Somero Enterprises (LON: SOM) is paying a dividend of 4 cents/share and the share price is unchanged at 225p.

The Property Franchise Group (LON: TPFG) is paying a dividend of 7p/share and the share price is down 3p to 581p.

Next sales and profit soar but UK economy is ‘reason to be cautious’

Next shares fell on Thursday as the retailer warned a slow UK economy could soften growth despite recording bumper sales and profit growth in its first half.

Next have done it yet again. The retailer has delivered storming profit growth during the first half of the year as a result of their online ‘artistic endeavours’, which helped boost sales.

Full price sales rising 10.9% and total Group sales increasing 10.3% to £3,249m. Pre-tax profits jumped 13.8% to £515m, whilst earnings per share climbed 16.8% to 330.2p.

“Next breezed past its original sales guidance over the first half, driven by favourable weather, major disruption at M&S and impressive international growth,” explained Aarin Chiekrie, equity analyst, Hargreaves Lansdown.

“In the UK, both online and in-store full-price sales grew at mid-to-high single digits.”

Investors will be pleased to see the company maintained its full-year guidance, expecting total sales growth of 7.5% and pre-tax profits of £1,105m, representing a 9.3% increase on the previous year.

However, the company did caution that the UK economy could weigh on growth in the near term and investors took this as a signal to book profits after a strong run for the stock so far this year.

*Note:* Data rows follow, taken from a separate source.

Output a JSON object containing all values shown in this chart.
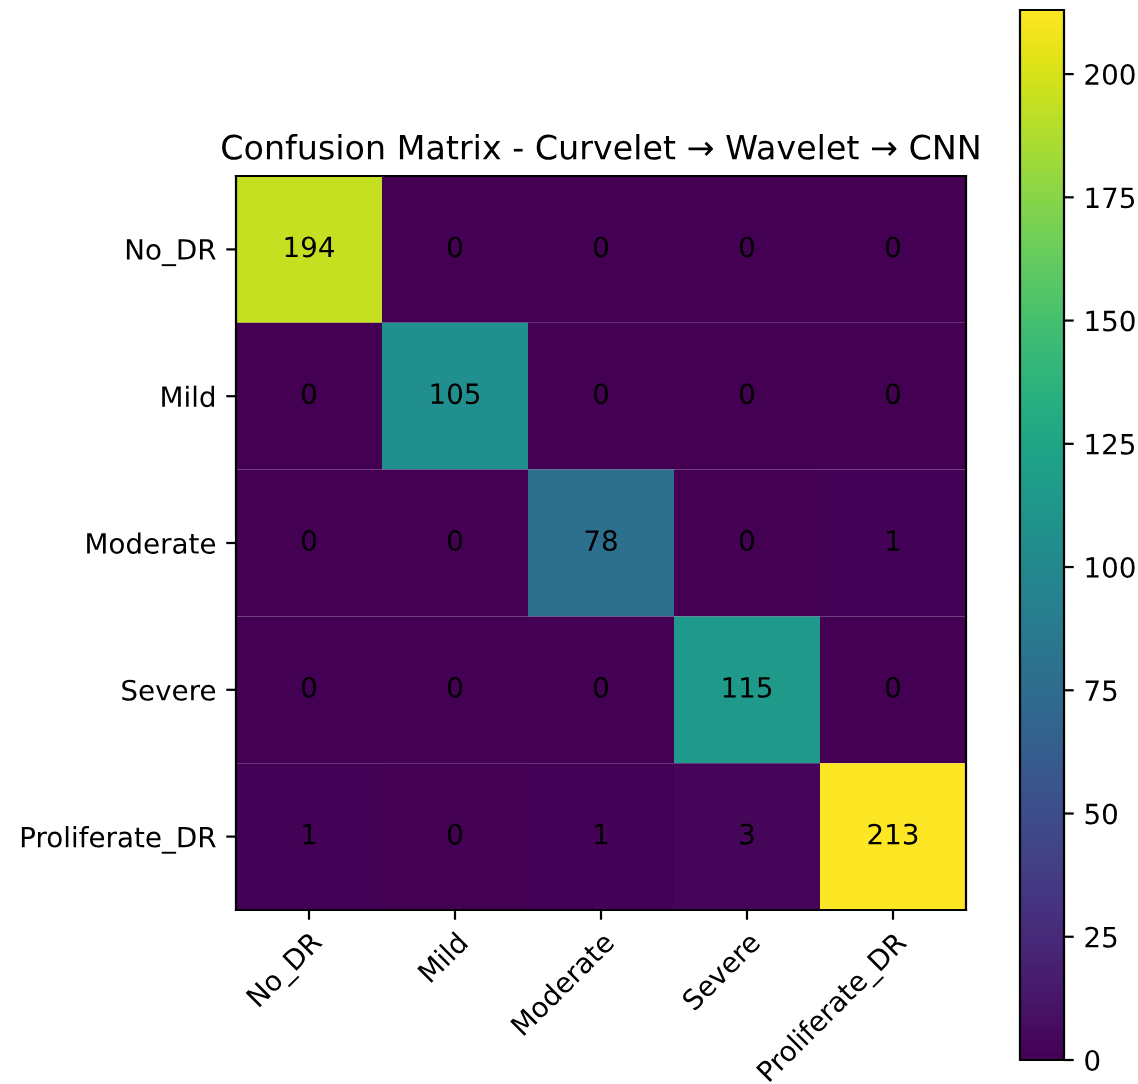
{
  "chart_data": {
    "type": "heatmap",
    "title": "Confusion Matrix - Curvelet → Wavelet → CNN",
    "categories": [
      "No_DR",
      "Mild",
      "Moderate",
      "Severe",
      "Proliferate_DR"
    ],
    "y_categories": [
      "No_DR",
      "Mild",
      "Moderate",
      "Severe",
      "Proliferate_DR"
    ],
    "cells": [
      [
        194,
        0,
        0,
        0,
        0
      ],
      [
        0,
        105,
        0,
        0,
        0
      ],
      [
        0,
        0,
        78,
        0,
        1
      ],
      [
        0,
        0,
        0,
        115,
        0
      ],
      [
        1,
        0,
        1,
        3,
        213
      ]
    ],
    "clim": [
      0,
      213
    ],
    "cticks": [
      0,
      25,
      50,
      75,
      100,
      125,
      150,
      175,
      200
    ],
    "data_labels": true
  }
}
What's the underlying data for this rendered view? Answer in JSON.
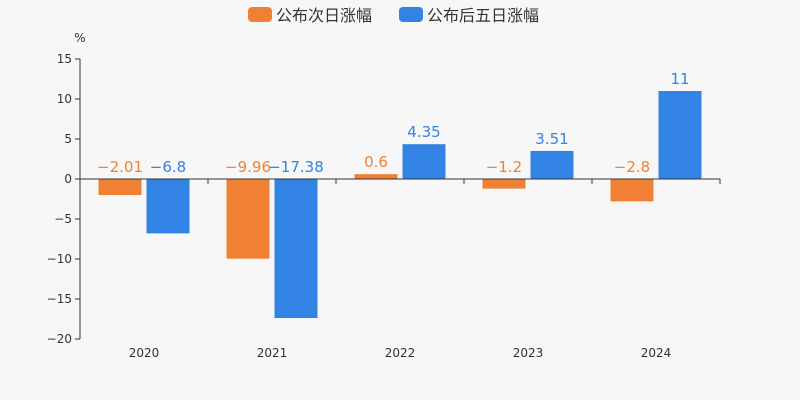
{
  "chart_data": {
    "type": "bar",
    "categories": [
      "2020",
      "2021",
      "2022",
      "2023",
      "2024"
    ],
    "series": [
      {
        "name": "公布次日涨幅",
        "values": [
          -2.01,
          -9.96,
          0.6,
          -1.2,
          -2.8
        ],
        "labels": [
          "−2.01",
          "−9.96",
          "0.6",
          "−1.2",
          "−2.8"
        ],
        "color": "#f08134"
      },
      {
        "name": "公布后五日涨幅",
        "values": [
          -6.8,
          -17.38,
          4.35,
          3.51,
          11
        ],
        "labels": [
          "−6.8",
          "−17.38",
          "4.35",
          "3.51",
          "11"
        ],
        "color": "#3283e3"
      }
    ],
    "y_unit": "%",
    "ylim": [
      -20,
      15
    ],
    "y_ticks": [
      15,
      10,
      5,
      0,
      -5,
      -10,
      -15,
      -20
    ],
    "y_tick_labels": [
      "15",
      "10",
      "5",
      "0",
      "−5",
      "−10",
      "−15",
      "−20"
    ],
    "grid": false,
    "legend_position": "top-center"
  }
}
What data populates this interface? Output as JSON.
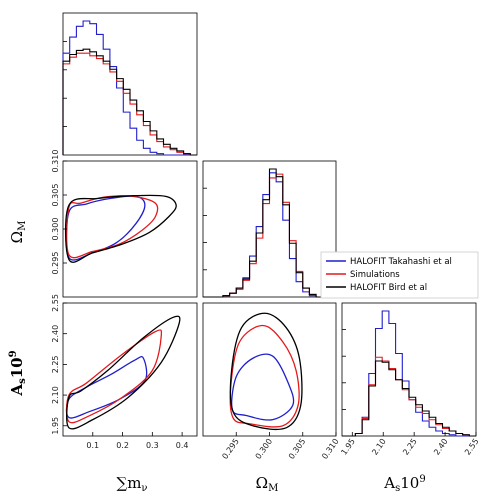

“While Next isn’t expecting it to drop off a cliff edge, it does expect anaemic growth at best. The fashion powerhouse is clearly unimpressed by the current government’s performance, which has brought about declining job opportunities, unfavourable regulation, unsustainable government spending, and rising taxes that make it harder for the economy to grow,” Chiekrie said.

“Despite these challenges, Next is in a strong position to continue dominating the UK market. Strong demand in its online channel remains a running theme, and it’s likely to remain the main growth driver.

“It already makes up more than half of group sales, and with international expansion still in its early days, growth abroad is powering ahead — up an impressive 33%. Around 90% of its overseas business comes from Europe and the Middle East, both of which can be serviced quickly and cheaply from the UK. Given the untapped size of these markets, there’s a big opportunity if Next can execute its expansion plans well, providing the potential for upside to current full-year guidance.”

Next shares were down 5% at the time of writing.